Wes Anderson should really preface his pictures with a paraphrase of Tolstoy: All Wes Anderson movies are alike; the better Anderson movies are better in their own way. Anderson's work has stylized (some would say calcified) to the point where nonfans have thrown up their hands in despair, while more persistent viewers (fans, even) still flock to screenings, still attempt to suss out what's different in this installment and what Anderson seems up to at the moment.

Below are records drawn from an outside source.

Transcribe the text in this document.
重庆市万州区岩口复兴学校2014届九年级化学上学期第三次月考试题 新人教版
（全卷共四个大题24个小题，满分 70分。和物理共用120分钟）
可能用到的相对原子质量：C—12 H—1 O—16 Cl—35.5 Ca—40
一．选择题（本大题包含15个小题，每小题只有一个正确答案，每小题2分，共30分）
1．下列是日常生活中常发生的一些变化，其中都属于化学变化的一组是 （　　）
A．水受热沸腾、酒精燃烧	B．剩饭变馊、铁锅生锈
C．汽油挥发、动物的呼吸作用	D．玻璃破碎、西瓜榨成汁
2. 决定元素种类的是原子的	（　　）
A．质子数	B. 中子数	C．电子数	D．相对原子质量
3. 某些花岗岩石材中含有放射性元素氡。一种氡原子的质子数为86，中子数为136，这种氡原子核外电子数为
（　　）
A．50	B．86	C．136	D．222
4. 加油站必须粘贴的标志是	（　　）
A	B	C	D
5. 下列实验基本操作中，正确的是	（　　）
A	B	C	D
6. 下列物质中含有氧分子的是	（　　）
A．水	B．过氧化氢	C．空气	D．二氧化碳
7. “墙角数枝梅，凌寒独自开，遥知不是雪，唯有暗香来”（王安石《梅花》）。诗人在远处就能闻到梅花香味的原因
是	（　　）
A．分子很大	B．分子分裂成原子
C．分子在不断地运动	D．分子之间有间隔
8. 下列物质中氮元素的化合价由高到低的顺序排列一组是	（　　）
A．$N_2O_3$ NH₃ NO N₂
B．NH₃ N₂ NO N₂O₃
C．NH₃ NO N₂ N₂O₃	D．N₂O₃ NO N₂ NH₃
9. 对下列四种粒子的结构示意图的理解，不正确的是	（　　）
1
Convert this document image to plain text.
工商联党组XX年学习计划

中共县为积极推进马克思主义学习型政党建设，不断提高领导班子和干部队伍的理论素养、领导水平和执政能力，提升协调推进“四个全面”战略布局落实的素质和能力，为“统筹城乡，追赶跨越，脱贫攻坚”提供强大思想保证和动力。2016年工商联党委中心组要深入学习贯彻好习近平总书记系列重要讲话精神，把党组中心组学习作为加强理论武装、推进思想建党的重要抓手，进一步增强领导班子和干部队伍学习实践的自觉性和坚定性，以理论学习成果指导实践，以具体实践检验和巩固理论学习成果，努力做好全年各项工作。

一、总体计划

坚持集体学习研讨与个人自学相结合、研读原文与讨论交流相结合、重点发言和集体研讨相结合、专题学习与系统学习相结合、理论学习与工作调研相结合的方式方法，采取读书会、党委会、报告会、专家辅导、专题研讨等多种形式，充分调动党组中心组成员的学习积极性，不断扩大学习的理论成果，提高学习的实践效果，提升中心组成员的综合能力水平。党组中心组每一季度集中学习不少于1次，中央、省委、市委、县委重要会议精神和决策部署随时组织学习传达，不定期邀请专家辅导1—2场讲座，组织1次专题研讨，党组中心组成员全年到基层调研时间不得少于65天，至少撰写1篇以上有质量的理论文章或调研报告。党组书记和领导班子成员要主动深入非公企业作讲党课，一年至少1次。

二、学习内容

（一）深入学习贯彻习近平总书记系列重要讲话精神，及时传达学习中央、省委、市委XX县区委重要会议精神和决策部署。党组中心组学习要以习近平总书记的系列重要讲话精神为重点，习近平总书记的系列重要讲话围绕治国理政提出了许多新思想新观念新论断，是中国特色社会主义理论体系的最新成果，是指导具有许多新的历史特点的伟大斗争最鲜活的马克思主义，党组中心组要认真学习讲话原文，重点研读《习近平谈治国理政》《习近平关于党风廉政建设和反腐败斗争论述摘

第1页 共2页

So it goes with The Phoenician Scheme (2025) and surfacewise I'd argue it's easy to see the diff-- in The Grand Budapest Hotel the palette is decidedly based on different intensities of pink; in The Fantastic Mr. Fox it alternates between earthy brown and fur orange-- very autumnal colors; in Asteroid City it ranges from bright Granny Smith to deep lime; he dabbles in both live action and stop-motion, sometimes with extensive use of miniatures in the former; his tone will range from gratingly twee to deadpan black, and he usually turns a monomaniacal focus on well-off folk with an array of mostly self-inflicted issues.

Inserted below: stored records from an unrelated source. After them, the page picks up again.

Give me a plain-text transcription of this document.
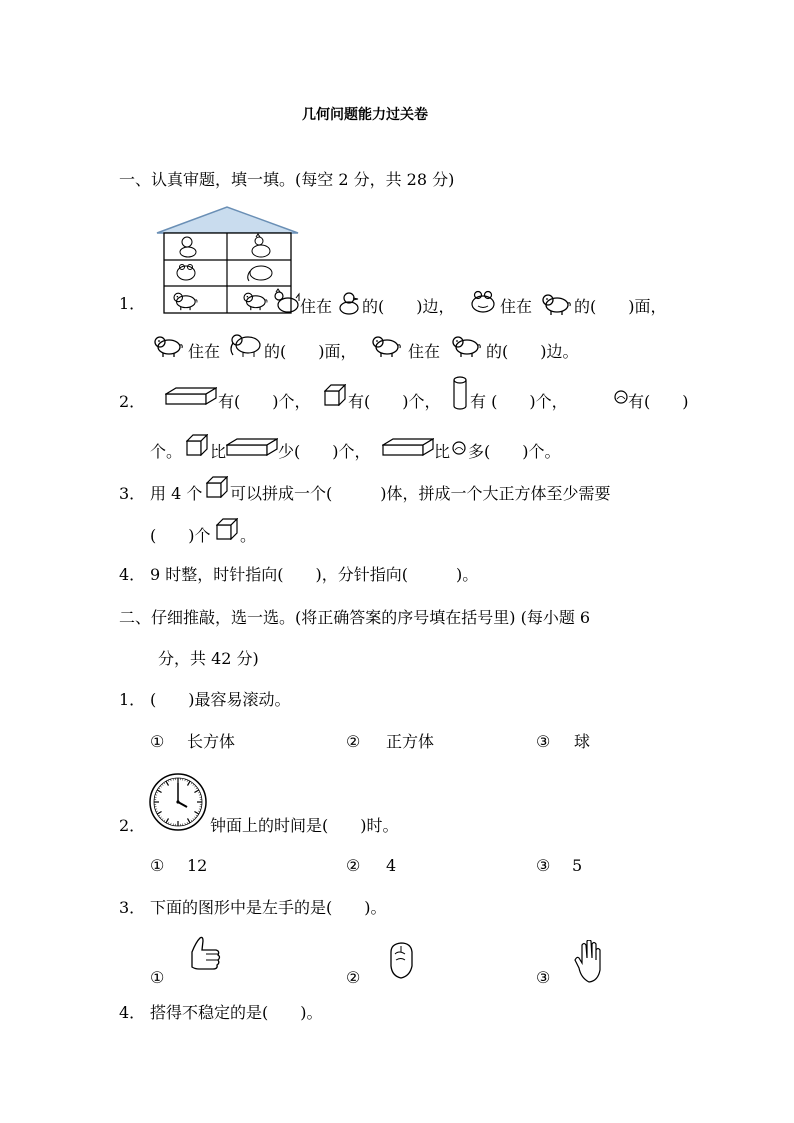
几何问题能力过关卷
一、认真审题，填一填。(每空 2 分，共 28 分)
1．	住在 的(　　)边，	住在	的(　　)面，
住在	的(　　)面，	住在	的(　　)边。
2．	有(　　)个， 有(　　)个， 有 (　　)个，	有(　　)
个。 比	少(　　)个，	比 多(　　)个。
3． 用 4 个 可以拼成一个(　　　)体，拼成一个大正方体至少需要
(　　)个 。
4． 9 时整，时针指向(　　)，分针指向(　　　)。
二、仔细推敲，选一选。(将正确答案的序号填在括号里) (每小题 6
分，共 42 分)
1． (　　)最容易滚动。
① 长方体	② 正方体	③ 球
2．	钟面上的时间是(　　)时。
① 12	② 4	③ 5
3． 下面的图形中是左手的是(　　)。
①	②	③
4． 搭得不稳定的是(　　)。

Again the question, and of course a follow up folks might be interested in: is Anderson's latest different, and is it worth catching? Well let me tell you
On the surface the film is a recognizably Anderson film, with a few cogs switched out and a spanking new paint job slapped on (offhand I'd say the dominant color is marble grey); underneath it belongs to that subset of Anderson films that isn't pure ensemble but dominated by a patriarch-- think The Royal Tenenbaums or the aforementioned Mr. Fox, or The Life Aquatic with Steve Zissou-- here unscrupulous industrialist Zsa Zsa Korda (Benicio del Toro), who has a tendency to bark while re-negotiating settled deals. Now where have we seen that before?

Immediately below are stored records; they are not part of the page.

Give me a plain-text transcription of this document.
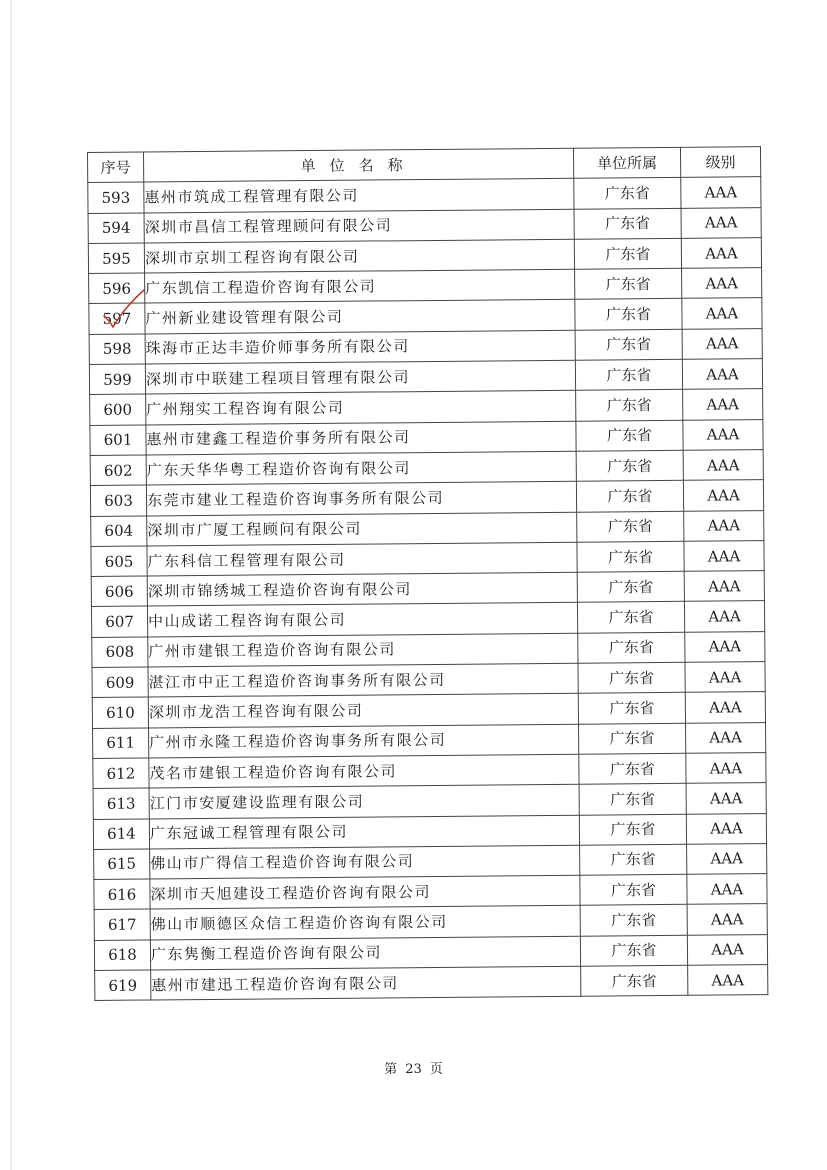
序号	单位名称	单位所属	级别
593	惠州市筑成工程管理有限公司	广东省	AAA
594	深圳市昌信工程管理顾问有限公司	广东省	AAA
595	深圳市京圳工程咨询有限公司	广东省	AAA
596	广东凯信工程造价咨询有限公司	广东省	AAA
597	广州新业建设管理有限公司	广东省	AAA
598	珠海市正达丰造价师事务所有限公司	广东省	AAA
599	深圳市中联建工程项目管理有限公司	广东省	AAA
600	广州翔实工程咨询有限公司	广东省	AAA
601	惠州市建鑫工程造价事务所有限公司	广东省	AAA
602	广东天华华粤工程造价咨询有限公司	广东省	AAA
603	东莞市建业工程造价咨询事务所有限公司	广东省	AAA
604	深圳市广厦工程顾问有限公司	广东省	AAA
605	广东科信工程管理有限公司	广东省	AAA
606	深圳市锦绣城工程造价咨询有限公司	广东省	AAA
607	中山成诺工程咨询有限公司	广东省	AAA
608	广州市建银工程造价咨询有限公司	广东省	AAA
609	湛江市中正工程造价咨询事务所有限公司	广东省	AAA
610	深圳市龙浩工程咨询有限公司	广东省	AAA
611	广州市永隆工程造价咨询事务所有限公司	广东省	AAA
612	茂名市建银工程造价咨询有限公司	广东省	AAA
613	江门市安厦建设监理有限公司	广东省	AAA
614	广东冠诚工程管理有限公司	广东省	AAA
615	佛山市广得信工程造价咨询有限公司	广东省	AAA
616	深圳市天旭建设工程造价咨询有限公司	广东省	AAA
617	佛山市顺德区众信工程造价咨询有限公司	广东省	AAA
618	广东隽衡工程造价咨询有限公司	广东省	AAA
619	惠州市建迅工程造价咨询有限公司	广东省	AAA
第 23 页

Let's get this straight: Benicio del Toro is better looking than Trump, is more charismatic than Trump, cannier and more eloquent than Trump could ever hope to be; but that inconsistency and unpredictability and the constant yelling at people he's dealing with, in a futile attempt to force them to submit to his will-- that's pure 47, and it's funny watching him be that way with the various people involved in his scheme, failing, and being forced to adopt other means of persuasion. There is character growth here, despite the deadpan delivery and apparent flatness of the figures (yes the way Anderson shoots them in their intricately designed environments they do resemble cardboard cutouts in a marvelously constructed diorama)-- when Korda plucks his daughter Sister Liesl (Mia Threapleton) from the convent, the daughter he now feels he wants but being all screwed up never really bothered to try raise as his own, he treats her like a difficult homework assignment he must carefully study in the hopes of passing a quiz; by film's end he's clinging to her, regarding her as an essential he can't live without.
And Korda's actions have consequences, one of which are repeated assassination attempts-- part of the fun of the film is watching del Toro collect all kinds of cuts and bruises and internal injuries along his travels-- the other having to deal with what he's done to his daughter. Sister Liesl is brought up strict, and judges her wayward father with the same severity that she learned growing up in the convent (doesn't help that he's rumored to have killed her mother), and it's Anderson's conceit to have her look at her increasingly sodden pater with increasingly pitying eyes.
I suppose I must mention Michael Cera as Bjorn, an entomologist turned personal assistant who also happens to have fallen in love with Lucy. Word is that Cera is funny (he is) and a perfect addition to Anderson's regular cast (he can be)--but in my book, in the overall scheme of things, doesn't seem crucial to the film's narrative drive, is at most an entertaining sideshow.
Call this Anderson's attempt at relevance. He's usually sealed off in his own bubble breathing in the increasingly stale air, but here I can't help but be taken by what actually looks like Anderson's attempt to sketch some kind of redemption arc-- if Trump were fitter and younger and actually has a heart under all the machinations (and if-- big difference-- the machinations actually made sense, unlike the random semaphores the present executive-in-chief indulges in in lieu of an actual policy). He flies, nearly dies, is wounded again and again, has to work hard to earn the trust and respect of Sister Liesl-- is Anderson being satiric or prescriptive? Is he actually hoping 47 will watch his film and take notes? Or am I reading all this into a savant of a filmmaker, flailing away in his own self-styled aesthetic bubble? Don't know, not sure, haven't the faintest idea, but-- I'm entertained. That must count for something.